Brick-making has been an integral part of construction in Ireland for four centuries, creating an important part of the urban landscape, competing in earlier times against stone and in more modern times against concrete.
While the sheer number of brickworks around the country has shrunk drastically, bricks still form an integral part of urban settings and old bricks remain an important built legacy.
One of the first major buildings where bricks were used was Jigginstown Castle, near Naas, Co Kildare, whose ruins can still be seen. The castle was built between about 1637 and 1640, using both locally made and imported bricks.
Trinity College Dublin had been originally built using red Dutch bricks.
Bricks had been made in Co Wexford as early as 1550, while the earliest record of brick-making in Dublin came in 1599, when one George Burroes was making bricks on a 4½-acre site in an area that is today part of Hawkins Street.
During the 1770s, brickfields existed at Merrion in what is now south Dublin, while the late 18th-century brickworks in what is now Sandymount gave rise to the district’ s earlier name, Brickfield Town. The houses around Sandymount Green were originally built to house the families of men working in the local brickworks.
In the 18th and 19th centuries, locally made bricks were widely used in Dublin and other coastal towns and cities, but they were competing against imported bricks that were often cheaper. But the tremendous legacy of brickwork in Dublin can be seen in the Georgian squares and buildings such as the former Kildare Street Club and the Shelbourne Hotel.
Many of the houses built in Rathgar and Rathmines in the 1880s were constructed with Athy- made bricks, while around the same time, many military barracks around Ireland were built with bricks from the brickworks at Kingscourt, Co Cavan.
Bricks were less comprehensively used in inland areas, but the development first of the canals and then the railways helped spread the use of brick.
At its height, the industry had 150 brickworks spread throughout Ireland.
The best-known brickworks in Dublin was undoubtedly the Dolphin’ s Barn brickworks, based on the Crumlin Road.
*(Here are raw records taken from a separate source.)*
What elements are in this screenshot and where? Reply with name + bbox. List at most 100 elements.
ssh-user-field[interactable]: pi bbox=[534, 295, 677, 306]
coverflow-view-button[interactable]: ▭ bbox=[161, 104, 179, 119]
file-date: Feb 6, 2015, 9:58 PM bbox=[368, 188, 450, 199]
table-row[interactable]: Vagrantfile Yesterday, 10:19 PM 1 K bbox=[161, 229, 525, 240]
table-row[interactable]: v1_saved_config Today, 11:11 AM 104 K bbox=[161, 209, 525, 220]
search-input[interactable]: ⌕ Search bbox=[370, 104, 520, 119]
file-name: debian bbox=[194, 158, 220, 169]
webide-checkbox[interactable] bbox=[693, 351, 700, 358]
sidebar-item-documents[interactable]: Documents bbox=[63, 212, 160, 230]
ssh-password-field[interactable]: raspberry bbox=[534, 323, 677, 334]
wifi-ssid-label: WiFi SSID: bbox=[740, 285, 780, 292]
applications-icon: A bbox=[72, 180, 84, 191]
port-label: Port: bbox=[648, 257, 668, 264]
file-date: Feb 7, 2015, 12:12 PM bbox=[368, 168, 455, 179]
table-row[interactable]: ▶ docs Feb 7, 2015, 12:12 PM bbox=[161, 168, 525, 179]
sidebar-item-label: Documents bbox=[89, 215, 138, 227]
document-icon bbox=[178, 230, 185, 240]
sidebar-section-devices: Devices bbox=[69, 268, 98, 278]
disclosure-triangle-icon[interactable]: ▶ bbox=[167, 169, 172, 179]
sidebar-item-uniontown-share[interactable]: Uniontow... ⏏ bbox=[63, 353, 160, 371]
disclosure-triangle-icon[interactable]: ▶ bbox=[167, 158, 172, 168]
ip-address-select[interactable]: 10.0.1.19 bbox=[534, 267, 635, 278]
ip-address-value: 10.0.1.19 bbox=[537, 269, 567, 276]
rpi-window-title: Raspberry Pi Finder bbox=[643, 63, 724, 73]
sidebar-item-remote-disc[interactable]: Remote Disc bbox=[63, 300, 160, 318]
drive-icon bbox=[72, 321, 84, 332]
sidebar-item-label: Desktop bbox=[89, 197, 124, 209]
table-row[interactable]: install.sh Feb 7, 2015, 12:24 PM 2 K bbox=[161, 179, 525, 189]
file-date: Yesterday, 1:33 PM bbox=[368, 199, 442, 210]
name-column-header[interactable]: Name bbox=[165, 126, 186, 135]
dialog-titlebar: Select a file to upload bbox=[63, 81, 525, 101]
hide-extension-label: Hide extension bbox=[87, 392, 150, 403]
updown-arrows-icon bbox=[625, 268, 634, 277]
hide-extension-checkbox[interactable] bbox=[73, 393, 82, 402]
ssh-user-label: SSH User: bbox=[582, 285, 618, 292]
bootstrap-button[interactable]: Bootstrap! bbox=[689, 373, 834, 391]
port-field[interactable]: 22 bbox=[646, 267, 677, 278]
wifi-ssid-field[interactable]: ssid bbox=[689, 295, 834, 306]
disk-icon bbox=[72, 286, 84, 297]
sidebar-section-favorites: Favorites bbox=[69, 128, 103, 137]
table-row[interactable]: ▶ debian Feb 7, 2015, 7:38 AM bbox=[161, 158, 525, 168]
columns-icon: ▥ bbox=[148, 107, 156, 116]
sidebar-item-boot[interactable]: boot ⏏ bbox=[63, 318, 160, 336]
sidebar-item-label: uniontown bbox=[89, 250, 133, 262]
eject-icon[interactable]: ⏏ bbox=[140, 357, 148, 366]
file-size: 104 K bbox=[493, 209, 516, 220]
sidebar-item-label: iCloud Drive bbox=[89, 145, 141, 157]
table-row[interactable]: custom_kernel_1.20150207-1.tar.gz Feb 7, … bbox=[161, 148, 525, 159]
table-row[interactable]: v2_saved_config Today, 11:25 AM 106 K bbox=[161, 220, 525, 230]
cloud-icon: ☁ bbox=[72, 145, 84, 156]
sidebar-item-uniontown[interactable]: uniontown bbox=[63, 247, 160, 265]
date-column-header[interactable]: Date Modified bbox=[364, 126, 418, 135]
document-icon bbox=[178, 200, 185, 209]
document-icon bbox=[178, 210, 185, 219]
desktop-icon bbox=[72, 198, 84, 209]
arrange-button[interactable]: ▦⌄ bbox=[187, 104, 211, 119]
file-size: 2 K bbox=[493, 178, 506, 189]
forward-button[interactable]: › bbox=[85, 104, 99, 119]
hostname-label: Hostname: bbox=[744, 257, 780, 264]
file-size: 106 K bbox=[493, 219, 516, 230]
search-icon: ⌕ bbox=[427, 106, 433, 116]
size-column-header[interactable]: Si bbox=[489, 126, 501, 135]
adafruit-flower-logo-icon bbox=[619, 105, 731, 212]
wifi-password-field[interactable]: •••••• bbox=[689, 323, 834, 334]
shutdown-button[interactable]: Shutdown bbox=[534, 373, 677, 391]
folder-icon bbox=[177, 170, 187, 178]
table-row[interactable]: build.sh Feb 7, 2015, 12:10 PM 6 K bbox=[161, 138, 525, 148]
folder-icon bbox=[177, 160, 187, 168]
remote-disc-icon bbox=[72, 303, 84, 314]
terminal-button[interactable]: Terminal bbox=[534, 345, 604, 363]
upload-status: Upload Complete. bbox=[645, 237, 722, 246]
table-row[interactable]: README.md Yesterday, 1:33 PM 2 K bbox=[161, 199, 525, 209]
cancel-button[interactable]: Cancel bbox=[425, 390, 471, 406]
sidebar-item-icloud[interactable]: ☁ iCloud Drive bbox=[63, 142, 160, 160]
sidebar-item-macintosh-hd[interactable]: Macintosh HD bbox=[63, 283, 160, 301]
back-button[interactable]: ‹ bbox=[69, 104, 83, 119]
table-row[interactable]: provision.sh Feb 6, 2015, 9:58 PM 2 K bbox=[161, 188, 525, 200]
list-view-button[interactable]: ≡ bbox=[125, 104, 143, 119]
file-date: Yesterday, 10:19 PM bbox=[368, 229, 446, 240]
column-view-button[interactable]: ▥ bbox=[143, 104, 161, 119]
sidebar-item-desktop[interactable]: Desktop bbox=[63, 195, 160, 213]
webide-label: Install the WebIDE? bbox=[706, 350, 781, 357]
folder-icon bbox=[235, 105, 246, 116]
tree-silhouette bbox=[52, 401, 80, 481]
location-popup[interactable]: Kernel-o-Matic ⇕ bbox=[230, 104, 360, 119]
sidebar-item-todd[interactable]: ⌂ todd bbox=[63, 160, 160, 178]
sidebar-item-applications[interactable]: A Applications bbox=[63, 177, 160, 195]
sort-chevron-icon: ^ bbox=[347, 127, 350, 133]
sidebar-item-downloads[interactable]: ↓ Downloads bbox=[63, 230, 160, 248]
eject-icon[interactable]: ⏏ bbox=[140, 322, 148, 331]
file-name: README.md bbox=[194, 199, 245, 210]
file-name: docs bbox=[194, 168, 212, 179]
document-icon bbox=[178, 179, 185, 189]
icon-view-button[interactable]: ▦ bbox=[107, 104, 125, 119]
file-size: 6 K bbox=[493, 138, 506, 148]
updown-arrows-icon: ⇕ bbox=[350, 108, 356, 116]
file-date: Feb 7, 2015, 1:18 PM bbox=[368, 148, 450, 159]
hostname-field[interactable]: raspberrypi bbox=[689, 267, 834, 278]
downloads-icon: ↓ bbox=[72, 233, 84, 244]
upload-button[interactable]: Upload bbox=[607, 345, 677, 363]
The clay pits extended from Kimmage to the Grand Canal at Goldenbridge, and this clay gave these bricks a distinctive yellow biscuit colour. When this brickworks was closed in 1944, the site was purchased by Dublin Corporation to build the large housing estates in Drimnagh.
William Lacey, a lecturer in the School of Architecture at the Dublin Institute of Technology, and a specialist in brickwork, considers that Dolphin’ s Barn was the most important of the old brickworks.
While the brickworks at Dolphin’s Barn and Clonsilla both produced yellow-coloured bricks, the renowned Portmarnock brickworks, just north of the city, were famed for their red-coloured bricks, made between 1850 and 1918.
South of Dublin, the brickworks at Rathnew, Co Wicklow, lasted from the earlier 19th century right up to 1922. Many builders considered that Rathnew bricks were the finest in the country.
The most important technical advance had been the expansion of Irish-made machine bricks in the later 19th century, which helped do away with the old cottage industry style of brick making.
Bricks had long been made by hand and were much smaller, often in random sizes.
As bricklayers’ wages increased, bricks were made taller, so that by mid-Victorian times, one foot of wall required just four courses, saving on construction costs.
But mechanisation only offered a temporary reprieve. By the time the Irish Free State had come into being in 1922, only five brickworks survived: at Dolphin’ s Barn, Dublin; Courtown, Co Wexford; Tullamore, Waterford; and Youghal.
Steadily rising costs and cheaper imports had militated against the continuation of the industry.
William Lacey says that Kingscourt, the only current clay-brick manufacturer in the Republic, still supplies an imperial range of bricks. Present-day bricks normally come in metric sizes.
Many of the older bricks used in buildings across Ireland can still be in very good condition, if properly maintained, but if bricks are needed for repairs, using imported bricks is the norm.
Since the 1980s, brick imports generally, including from the UK and the Netherlands, have accounted for up to 70 per cent, and sometimes much more, of bricks used in Ireland.
But despite all the imports, the brick making industry in Ireland is still hanging in, having travelled far from the days of hand-made bricks, which were fired in hand- stacked kilns fuelled with turf.